The previous post looked at flax cultivation and the preparation of the harvested flax for spinning within the mill that once operated in Lower Largo (shown in the photograph above in a later guise as an oil and cake mill). Following on from 'part 1', the drawing below shows the mill first floor plan and describes the "wet" spinning process, as well as providing other contextual information. To view this in a new window as a zoom-able PDF, please click here.
Once the flax was spun, 'reeling' or 'winding' took place. This was a labour-intensive process and described below. In the census of 1851 there were several folks described as 'yarn winders' in Largo, including 81-year-old George Kidd Senior and 13-year-old Isabel Bell. There were also a few recorded as 'pirn winders', which included 10-year-old George White and 12-year-old Caroline Lindsay. After winding, the spun yarn was dried. Full details of this and more are given in the drawing below - click here for a PDF version.
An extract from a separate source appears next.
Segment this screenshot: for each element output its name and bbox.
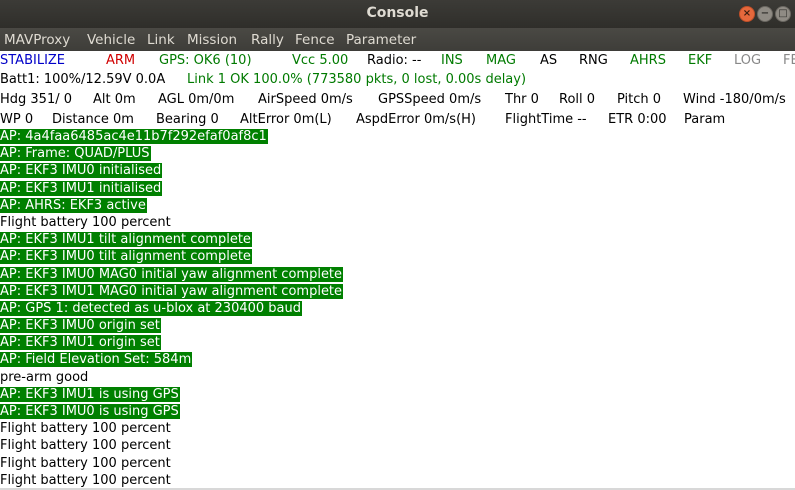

Finally, to round off this two-parter, the drawing below shows the three levels of the main mill building in relation to the water wheel and the boiler and engine. The annotations indicate that the preparation of the flax took place on the ground floor, the spinning on the first floor and the reeling in the level above that. To view this as a PDF - click here. It was quite an operation and one that brought significant employment to the villages. In a future post it might be interesting to look more closely at some of the people that worked in the mill and what happened to them when it closed.